The group’s 10 members bound by quotas collectively overproduced the 24.5 million barrel per day (bpd) limit by an estimated 1.6 million bpd in December, a Reuters survey found.
Cold weather has helped push up prices this week as a freezing front now buffeting the U.S. Northeast is expected to increase demand for winter fuel in the world’s biggest heating oil market, which in turn should cause stockpiles to fall.
There will be a brief period of warmer temperatures in the U.S. Northeast early next week but then the region will once again see below-normal temperatures, forecasters said.
“There’s no doubt that we’ll see temperatures climb into the 40’s (degrees Fahrenheit) in Boston early next week, but it will quickly return to ferocious cold,” said AccuWeather forecaster Joe Bastardi.
Crude oil and heating oil supply fears were only marginally eased on Wednesday with data from the U.S. government which showed that national distillate stocks, including heating oil, rose a bigger-than-expected 6.4 million barrels to 135.5 million barrels in the week ended January 2.
Despite the build, U.S. crude prices remain near Tuesday’s post-Iraq war high of $34.35 a barrel.
“There are two main reasons for this in our view: Firstly, a wave of very cold weather moving across the U.S. Northeast, which is expected to persist into next week, means that market participants are more concerned about future movements in heating oil inventory than in recent history,” said Barclays Capital analyst Kevin Norrish.
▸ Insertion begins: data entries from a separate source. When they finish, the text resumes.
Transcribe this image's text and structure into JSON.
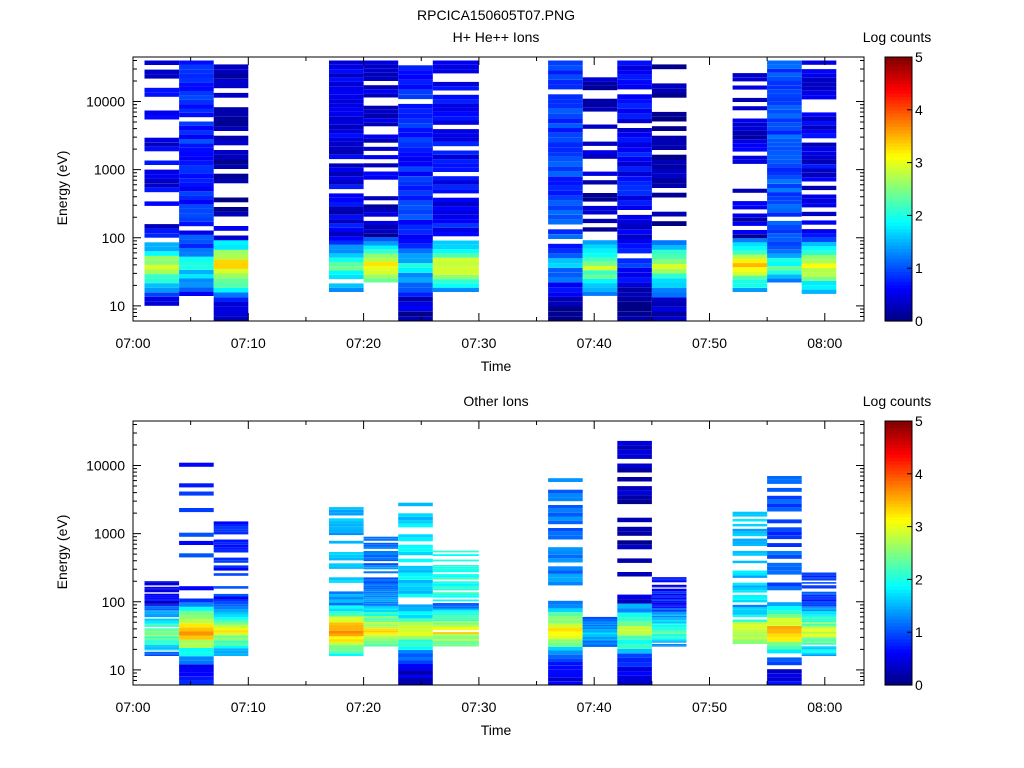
{
  "figure_title": "RPCICA150605T07.PNG",
  "chart_data": [
    {
      "type": "heatmap",
      "title": "H+ He++ Ions",
      "xlabel": "Time",
      "ylabel": "Energy (eV)",
      "x_ticks": [
        "07:00",
        "07:10",
        "07:20",
        "07:30",
        "07:40",
        "07:50",
        "08:00"
      ],
      "y_ticks": [
        "10",
        "100",
        "1000",
        "10000"
      ],
      "y_scale": "log",
      "ylim": [
        6,
        45000
      ],
      "colorbar": {
        "label": "Log counts",
        "ticks": [
          "0",
          "1",
          "2",
          "3",
          "4",
          "5"
        ],
        "range": [
          0,
          5
        ]
      },
      "sweeps": [
        {
          "start": "07:01",
          "end": "07:04",
          "emin": 10,
          "emax": 40000,
          "low_peak": 3.0,
          "high_level": 0.5,
          "fill": 0.6
        },
        {
          "start": "07:04",
          "end": "07:07",
          "emin": 14,
          "emax": 40000,
          "low_peak": 2.0,
          "high_level": 0.8,
          "fill": 0.95
        },
        {
          "start": "07:07",
          "end": "07:10",
          "emin": 6,
          "emax": 35000,
          "low_peak": 3.6,
          "high_level": 0.3,
          "fill": 0.55
        },
        {
          "start": "07:17",
          "end": "07:20",
          "emin": 16,
          "emax": 40000,
          "low_peak": 2.4,
          "high_level": 0.5,
          "fill": 0.85
        },
        {
          "start": "07:20",
          "end": "07:23",
          "emin": 22,
          "emax": 40000,
          "low_peak": 3.4,
          "high_level": 0.4,
          "fill": 0.7
        },
        {
          "start": "07:23",
          "end": "07:26",
          "emin": 6,
          "emax": 40000,
          "low_peak": 1.8,
          "high_level": 0.8,
          "fill": 0.95
        },
        {
          "start": "07:26",
          "end": "07:30",
          "emin": 16,
          "emax": 40000,
          "low_peak": 3.2,
          "high_level": 0.6,
          "fill": 0.8
        },
        {
          "start": "07:36",
          "end": "07:39",
          "emin": 6,
          "emax": 40000,
          "low_peak": 1.5,
          "high_level": 0.9,
          "fill": 0.95
        },
        {
          "start": "07:39",
          "end": "07:42",
          "emin": 14,
          "emax": 35000,
          "low_peak": 2.8,
          "high_level": 0.3,
          "fill": 0.55
        },
        {
          "start": "07:42",
          "end": "07:45",
          "emin": 6,
          "emax": 40000,
          "low_peak": 0.8,
          "high_level": 0.6,
          "fill": 0.9
        },
        {
          "start": "07:45",
          "end": "07:48",
          "emin": 6,
          "emax": 35000,
          "low_peak": 2.8,
          "high_level": 0.2,
          "fill": 0.5
        },
        {
          "start": "07:52",
          "end": "07:55",
          "emin": 16,
          "emax": 30000,
          "low_peak": 3.4,
          "high_level": 0.4,
          "fill": 0.6
        },
        {
          "start": "07:55",
          "end": "07:58",
          "emin": 22,
          "emax": 40000,
          "low_peak": 2.2,
          "high_level": 1.0,
          "fill": 0.95
        },
        {
          "start": "07:58",
          "end": "08:01",
          "emin": 15,
          "emax": 40000,
          "low_peak": 3.2,
          "high_level": 0.5,
          "fill": 0.75
        }
      ]
    },
    {
      "type": "heatmap",
      "title": "Other Ions",
      "xlabel": "Time",
      "ylabel": "Energy (eV)",
      "x_ticks": [
        "07:00",
        "07:10",
        "07:20",
        "07:30",
        "07:40",
        "07:50",
        "08:00"
      ],
      "y_ticks": [
        "10",
        "100",
        "1000",
        "10000"
      ],
      "y_scale": "log",
      "ylim": [
        6,
        45000
      ],
      "colorbar": {
        "label": "Log counts",
        "ticks": [
          "0",
          "1",
          "2",
          "3",
          "4",
          "5"
        ],
        "range": [
          0,
          5
        ]
      },
      "sweeps": [
        {
          "start": "07:01",
          "end": "07:04",
          "emin": 16,
          "emax": 200,
          "low_peak": 2.6,
          "high_level": 0.5,
          "fill": 0.8
        },
        {
          "start": "07:04",
          "end": "07:07",
          "emin": 6,
          "emax": 11000,
          "low_peak": 3.8,
          "high_level": 0.8,
          "fill": 0.45
        },
        {
          "start": "07:07",
          "end": "07:10",
          "emin": 16,
          "emax": 1800,
          "low_peak": 3.0,
          "high_level": 0.8,
          "fill": 0.6
        },
        {
          "start": "07:17",
          "end": "07:20",
          "emin": 16,
          "emax": 2700,
          "low_peak": 4.0,
          "high_level": 1.5,
          "fill": 0.65
        },
        {
          "start": "07:20",
          "end": "07:23",
          "emin": 22,
          "emax": 900,
          "low_peak": 3.4,
          "high_level": 1.2,
          "fill": 0.8
        },
        {
          "start": "07:23",
          "end": "07:26",
          "emin": 6,
          "emax": 3600,
          "low_peak": 3.0,
          "high_level": 1.7,
          "fill": 0.75
        },
        {
          "start": "07:26",
          "end": "07:30",
          "emin": 22,
          "emax": 600,
          "low_peak": 3.2,
          "high_level": 2.0,
          "fill": 0.6
        },
        {
          "start": "07:36",
          "end": "07:39",
          "emin": 6,
          "emax": 6500,
          "low_peak": 3.3,
          "high_level": 1.2,
          "fill": 0.55
        },
        {
          "start": "07:39",
          "end": "07:42",
          "emin": 22,
          "emax": 60,
          "low_peak": 1.6,
          "high_level": 1.0,
          "fill": 1.0
        },
        {
          "start": "07:42",
          "end": "07:45",
          "emin": 6,
          "emax": 23000,
          "low_peak": 3.0,
          "high_level": 0.3,
          "fill": 0.5
        },
        {
          "start": "07:45",
          "end": "07:48",
          "emin": 22,
          "emax": 230,
          "low_peak": 2.2,
          "high_level": 0.7,
          "fill": 0.85
        },
        {
          "start": "07:52",
          "end": "07:55",
          "emin": 24,
          "emax": 2100,
          "low_peak": 3.1,
          "high_level": 1.6,
          "fill": 0.65
        },
        {
          "start": "07:55",
          "end": "07:58",
          "emin": 6,
          "emax": 8000,
          "low_peak": 3.8,
          "high_level": 1.0,
          "fill": 0.6
        },
        {
          "start": "07:58",
          "end": "08:01",
          "emin": 16,
          "emax": 300,
          "low_peak": 3.0,
          "high_level": 0.9,
          "fill": 0.75
        }
      ]
    }
  ]
}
“Furthermore the market is firmly underpinned by the extremely low level of U.S. oil inventory,” Norrish added.
Wednesday’s report showed crude inventories falling to 269 million, their lowest since October 1975.
OPEC President Purnomo, also Indonesia’s oil minister, said the cartel wanted prices to fall to $28 for the basis of OPEC basket of crudes, which now stands at $30.33.
“OPEC has contributed what is necessary to produce to stabilize the price,” he told Reuters in an interview.
The producer group, due to meet in Algiers on Feb. 10 to consider output policy, faces a dilemma because it may be necessary to cut supply in preparation for the second quarter when demand generally falls.
But high world oil prices would make a cut politically difficult, drawing criticism from major consumers like the United States that in 2003 had to swallow the highest average oil price in more than two decades.
Purnomo said supply leaks by OPEC members over official production was helping to contain oil prices and added that a cut in production was not a foregone conclusion at the Algiers’ meeting.
“I would say it’s really too early to say. A lot of analysts are saying that OPEC is meeting in Algiers to cut production but I would not say that yet,” he said.
The weakness of the U.S. dollar has also contributed to oil’s strength in recent months, as OPEC members have used their lessened purchasing power to justify a price at the top of their $22-$28 price band.
Oil analysts have also taken heed of the de facto target increase.
A group of 16 analysts are now forecasting a 2004 average Brent price of $24.70 a barrel, up from $23.10 in a September poll, a Reuters survey found.